He has already embarked on the first major chapter of this journey, as the Dubai Institute of Design and Innovation (DIDI) will this year offer two full scholarships to students in collaboration with Dubai Design District (d3). Dubai Holding will provide one of the scholarships, with the other coming from Kart Group. But to understand how Khamash got to this point, it’s important to look back at his past.
Khamash won a scholarship to study architecture in Venice as a student and admits he was “lucky” to have learnt from some of the most “phenomenal professors” in the country. This allowed him to hone his skills and work under the likes of French designer Philippe Starck and Austrian-Italian mastermind Paolo Piva, whom Khamash describes as “one of the best architects in Europe at the time”.
Winning the scholarship gave Khamash a solid foundation, paving the way for him to relocate to Dubai and open up his own creative practice. The company name, he explains, is a portmanteau made by combining the first letter of his surname with the word art. This is how Kart Group was born more than a decade ago.
Years of success followed the interior design and luxury furniture importer’s inception. Its first project was the headquarters of Dubai Internet City, and the company’s portfolio also includes the Mohammed bin Rashid Centre for Government Innovation and the Dubai headquarters of Saudi Arabian chemical giant Sabic.
After more than a decade of impressive work, Khamash felt it was time to give something back. Inspired by Médecins Sans Frontières, also known as Doctors Without Borders, Khamash says he wanted to use this concept to encourage architects and designers to offer something valuable to the community.
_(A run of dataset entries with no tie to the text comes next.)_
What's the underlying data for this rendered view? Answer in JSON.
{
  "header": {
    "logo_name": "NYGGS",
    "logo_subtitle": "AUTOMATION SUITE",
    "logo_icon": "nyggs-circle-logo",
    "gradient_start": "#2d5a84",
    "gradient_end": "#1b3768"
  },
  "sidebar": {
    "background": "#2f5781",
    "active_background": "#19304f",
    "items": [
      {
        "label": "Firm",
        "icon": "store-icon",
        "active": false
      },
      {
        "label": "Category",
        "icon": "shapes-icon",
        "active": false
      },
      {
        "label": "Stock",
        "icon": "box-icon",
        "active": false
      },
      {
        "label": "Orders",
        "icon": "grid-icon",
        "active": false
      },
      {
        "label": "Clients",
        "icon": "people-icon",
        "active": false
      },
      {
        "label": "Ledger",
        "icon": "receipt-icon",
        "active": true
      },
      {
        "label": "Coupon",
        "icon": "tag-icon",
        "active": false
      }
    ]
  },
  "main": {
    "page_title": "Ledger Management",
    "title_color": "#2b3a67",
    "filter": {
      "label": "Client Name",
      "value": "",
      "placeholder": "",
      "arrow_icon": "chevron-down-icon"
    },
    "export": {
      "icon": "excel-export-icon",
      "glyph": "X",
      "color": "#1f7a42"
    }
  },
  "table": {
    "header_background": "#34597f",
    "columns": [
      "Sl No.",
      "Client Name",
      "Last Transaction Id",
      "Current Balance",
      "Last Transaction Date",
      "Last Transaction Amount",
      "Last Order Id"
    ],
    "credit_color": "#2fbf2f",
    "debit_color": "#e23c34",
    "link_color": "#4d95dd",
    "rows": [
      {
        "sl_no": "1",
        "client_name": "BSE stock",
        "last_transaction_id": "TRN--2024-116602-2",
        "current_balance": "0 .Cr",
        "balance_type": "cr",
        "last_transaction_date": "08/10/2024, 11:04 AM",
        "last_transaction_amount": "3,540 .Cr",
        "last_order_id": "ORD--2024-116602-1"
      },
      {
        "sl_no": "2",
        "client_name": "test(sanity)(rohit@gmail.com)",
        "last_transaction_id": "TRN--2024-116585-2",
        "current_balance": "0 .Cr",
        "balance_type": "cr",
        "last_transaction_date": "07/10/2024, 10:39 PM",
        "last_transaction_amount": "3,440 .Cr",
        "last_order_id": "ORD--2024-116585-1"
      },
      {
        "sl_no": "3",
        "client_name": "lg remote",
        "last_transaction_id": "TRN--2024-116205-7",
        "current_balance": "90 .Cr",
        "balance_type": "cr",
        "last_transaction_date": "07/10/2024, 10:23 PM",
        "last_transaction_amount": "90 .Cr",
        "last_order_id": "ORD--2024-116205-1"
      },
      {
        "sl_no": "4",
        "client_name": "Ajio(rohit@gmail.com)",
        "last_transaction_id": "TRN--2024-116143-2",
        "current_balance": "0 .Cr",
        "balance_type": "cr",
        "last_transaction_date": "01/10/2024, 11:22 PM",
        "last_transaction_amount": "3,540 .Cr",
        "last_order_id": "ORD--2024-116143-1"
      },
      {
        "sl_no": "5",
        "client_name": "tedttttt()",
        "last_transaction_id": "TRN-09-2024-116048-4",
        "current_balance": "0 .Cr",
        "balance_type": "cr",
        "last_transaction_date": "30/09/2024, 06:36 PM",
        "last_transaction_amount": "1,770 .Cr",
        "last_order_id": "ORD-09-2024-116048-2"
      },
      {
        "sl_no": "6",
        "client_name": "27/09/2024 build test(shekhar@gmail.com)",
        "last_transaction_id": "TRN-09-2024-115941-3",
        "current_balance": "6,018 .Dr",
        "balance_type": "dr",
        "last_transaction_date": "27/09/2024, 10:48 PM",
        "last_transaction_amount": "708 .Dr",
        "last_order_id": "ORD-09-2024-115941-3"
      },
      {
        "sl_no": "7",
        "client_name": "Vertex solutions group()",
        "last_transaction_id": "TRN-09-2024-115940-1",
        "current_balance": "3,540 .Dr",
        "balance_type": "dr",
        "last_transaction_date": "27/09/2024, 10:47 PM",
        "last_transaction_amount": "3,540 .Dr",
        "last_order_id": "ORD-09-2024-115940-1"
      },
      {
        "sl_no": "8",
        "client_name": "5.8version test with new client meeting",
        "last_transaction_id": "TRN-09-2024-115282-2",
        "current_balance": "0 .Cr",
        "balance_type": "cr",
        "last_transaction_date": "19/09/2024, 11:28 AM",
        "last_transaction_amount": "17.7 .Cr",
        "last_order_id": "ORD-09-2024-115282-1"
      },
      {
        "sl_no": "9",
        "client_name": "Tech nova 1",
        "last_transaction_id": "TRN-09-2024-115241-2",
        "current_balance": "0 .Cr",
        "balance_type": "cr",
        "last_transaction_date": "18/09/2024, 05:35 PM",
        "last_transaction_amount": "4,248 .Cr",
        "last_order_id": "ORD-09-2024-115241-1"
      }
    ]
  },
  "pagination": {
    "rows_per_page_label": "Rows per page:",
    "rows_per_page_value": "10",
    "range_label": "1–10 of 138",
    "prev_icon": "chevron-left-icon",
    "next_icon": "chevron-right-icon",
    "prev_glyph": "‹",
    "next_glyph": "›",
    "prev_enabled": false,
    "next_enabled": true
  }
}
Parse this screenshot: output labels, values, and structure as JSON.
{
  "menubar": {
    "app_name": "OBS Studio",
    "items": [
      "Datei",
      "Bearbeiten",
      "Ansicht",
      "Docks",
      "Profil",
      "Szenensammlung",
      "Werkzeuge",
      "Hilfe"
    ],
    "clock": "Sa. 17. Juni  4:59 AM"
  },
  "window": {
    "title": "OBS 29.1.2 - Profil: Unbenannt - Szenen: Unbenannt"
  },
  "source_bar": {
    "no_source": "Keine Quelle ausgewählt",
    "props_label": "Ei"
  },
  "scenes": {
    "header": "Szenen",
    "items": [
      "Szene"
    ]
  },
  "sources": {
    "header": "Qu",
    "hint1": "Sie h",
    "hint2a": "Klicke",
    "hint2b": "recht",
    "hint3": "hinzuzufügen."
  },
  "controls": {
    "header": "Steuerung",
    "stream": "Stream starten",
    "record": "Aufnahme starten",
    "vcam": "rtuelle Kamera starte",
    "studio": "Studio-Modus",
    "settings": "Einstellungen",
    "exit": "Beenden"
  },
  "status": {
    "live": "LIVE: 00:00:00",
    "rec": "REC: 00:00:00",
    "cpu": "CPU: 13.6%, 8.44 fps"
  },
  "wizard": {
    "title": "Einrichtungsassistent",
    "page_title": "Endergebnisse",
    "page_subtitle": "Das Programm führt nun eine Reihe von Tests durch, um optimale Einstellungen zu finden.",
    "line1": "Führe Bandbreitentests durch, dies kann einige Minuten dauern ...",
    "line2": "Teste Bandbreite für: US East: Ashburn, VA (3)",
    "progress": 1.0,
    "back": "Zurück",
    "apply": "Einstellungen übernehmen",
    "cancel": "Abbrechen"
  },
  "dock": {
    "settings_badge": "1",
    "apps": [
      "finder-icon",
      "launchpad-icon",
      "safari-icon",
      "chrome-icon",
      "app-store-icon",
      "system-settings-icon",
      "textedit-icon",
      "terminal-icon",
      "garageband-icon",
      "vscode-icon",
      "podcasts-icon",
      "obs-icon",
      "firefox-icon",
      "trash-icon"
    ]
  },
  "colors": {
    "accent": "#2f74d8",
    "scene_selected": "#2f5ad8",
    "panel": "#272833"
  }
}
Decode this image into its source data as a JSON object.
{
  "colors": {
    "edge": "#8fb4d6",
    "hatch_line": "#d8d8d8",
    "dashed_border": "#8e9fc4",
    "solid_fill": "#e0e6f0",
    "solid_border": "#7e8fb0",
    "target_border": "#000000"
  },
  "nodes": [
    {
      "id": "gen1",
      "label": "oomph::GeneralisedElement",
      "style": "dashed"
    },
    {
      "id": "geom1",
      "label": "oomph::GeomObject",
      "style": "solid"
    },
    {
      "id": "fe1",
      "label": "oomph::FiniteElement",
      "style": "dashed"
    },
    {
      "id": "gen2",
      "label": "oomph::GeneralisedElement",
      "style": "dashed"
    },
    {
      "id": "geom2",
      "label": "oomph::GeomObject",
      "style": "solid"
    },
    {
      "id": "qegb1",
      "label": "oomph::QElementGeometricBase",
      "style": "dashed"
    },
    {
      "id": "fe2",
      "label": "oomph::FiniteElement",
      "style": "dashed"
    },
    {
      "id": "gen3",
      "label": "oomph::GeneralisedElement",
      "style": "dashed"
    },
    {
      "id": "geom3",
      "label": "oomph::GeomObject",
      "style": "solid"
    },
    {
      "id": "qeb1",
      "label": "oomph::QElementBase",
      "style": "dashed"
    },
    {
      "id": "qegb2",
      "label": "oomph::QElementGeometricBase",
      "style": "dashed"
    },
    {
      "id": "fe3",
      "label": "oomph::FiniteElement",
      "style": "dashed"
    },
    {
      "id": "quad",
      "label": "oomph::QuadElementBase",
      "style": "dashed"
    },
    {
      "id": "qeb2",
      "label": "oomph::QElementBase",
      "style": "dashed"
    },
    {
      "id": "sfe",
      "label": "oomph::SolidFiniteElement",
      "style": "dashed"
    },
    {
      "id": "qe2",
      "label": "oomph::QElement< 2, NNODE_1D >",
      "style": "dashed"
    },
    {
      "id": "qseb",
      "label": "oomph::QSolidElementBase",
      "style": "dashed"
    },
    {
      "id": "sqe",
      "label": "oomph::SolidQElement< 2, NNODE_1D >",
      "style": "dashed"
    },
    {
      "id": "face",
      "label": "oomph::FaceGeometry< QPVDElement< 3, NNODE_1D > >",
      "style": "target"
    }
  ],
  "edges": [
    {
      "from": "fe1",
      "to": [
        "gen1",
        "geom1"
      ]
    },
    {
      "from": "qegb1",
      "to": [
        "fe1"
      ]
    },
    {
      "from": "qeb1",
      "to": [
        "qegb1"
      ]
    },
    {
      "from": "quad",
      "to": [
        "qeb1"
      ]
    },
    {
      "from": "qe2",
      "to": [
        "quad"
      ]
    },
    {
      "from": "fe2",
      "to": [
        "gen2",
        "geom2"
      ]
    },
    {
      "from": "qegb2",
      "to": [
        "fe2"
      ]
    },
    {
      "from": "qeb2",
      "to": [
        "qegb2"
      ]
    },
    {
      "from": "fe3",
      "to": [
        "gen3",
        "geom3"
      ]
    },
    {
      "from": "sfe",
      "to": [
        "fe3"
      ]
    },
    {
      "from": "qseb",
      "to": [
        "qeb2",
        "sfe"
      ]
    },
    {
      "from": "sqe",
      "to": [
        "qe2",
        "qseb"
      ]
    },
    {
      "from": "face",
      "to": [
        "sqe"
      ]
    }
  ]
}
To give something back, Kart Group created an installation called 'Vision and Mission', a duo of multidimensional sculptural portraits reflecting leadership and the cultural values of different generations. HH Sheikh Mohammed bin Rashid Al Maktoum, Vice President, Prime Minister, and Ruler of Dubai, and HH Sheikh Hamdan bin Mohammed bin Rashid Al Maktoum, Crown Prince of Dubai, and Chairman of Dubai Executive Council were the twin subjects of the installation that went on display at Dubai Design Week 2018. The artwork was later acquired by a private donor and the altruistic Khamash is using the proceeds from this sale to fund a DIDI scholarship for one designer.
A design competition is now open for young people to try and win a scholarship. Applicants have been asked to make a game promoting the physical and mental wellbeing of astronauts. It must help space explorers maintain muscle capacity and bone density, as well as promote cardiovascular health for a team of astronauts that may have to travel to Mars. This test of creative design is in line with the Emirates Mars Mission, which will see the UAE’s Hope spacecraft arrive at the Red Planet in 2021, 50 years since the formation of the UAE in 1971.
The design competition will close on 20 July this year. And a committee comprising Kart Group, DIDI, and d3 will select the “creative, talented, lucky” winner in August before they enrol in September, Khamash adds.
“Here in the design industry we need to invest more in the education of designers. It’s a very competitive market but at the same I believe you have to be specialised to be successful. The target is to invest in a new generation to make them specialised rather than generic designers – and this is why it is very important to invest in skills.”
With work on the DIDI scholarships making good progress, Khamash is hopeful to use the momentum generated by the initiative to broaden its scope and bring more people into the fold. Kart Group is already working on an installation that Khamash describes as an “overscaled item for a very useful heritage marine object” that will be exhibited at Dubai Design Week 2019, between 11 and 16 November.
The methodology will be the same as in 2018: create an installation that can be sold to fund an education for a creative prodigy. Khamash also hopes that other companies operating in Dubai’s creative industries will be inspired by the strategy to invest in youth education too.
“Our target is to follow the same method like last year to fund another scholarship. I hope other design institutions will join us to support it in any way they can – whether that’s logistically, by design, or financially – to create education in the design world.”
Khamash believes the creative forces in Dubai and the wider region are at a stage in which the sector is becoming increasingly “competitive and skilled”. The insatiable appetite for awe-inspiring buildings that defy the rules of engineering and sustainability are giving rise to a demand for interiors that are as equally impressive as the exteriors. Talented designers will be desperately needed, he notes.
“The market requires high skilled designers who are very creative – not highly educated designers but highly skilled designers with knowledge of different aspects of the industry from materials, technology, and colour themes, to traditional forms of building,” he says.
Up-and-coming interior designers must boast a blend of traditional and modern techniques, with a knowledge of artificial intelligence, 3D mapping, and how holograms can be used to create spaces that challenge our perception of reality. Concluding on the purpose of the scholarship and his mission to create a platform for future generations, Khamash says: “Knowing only how to design is not enough. I am here trying to push design a little bit by using all of the tools around us from modern technology to traditional methods.”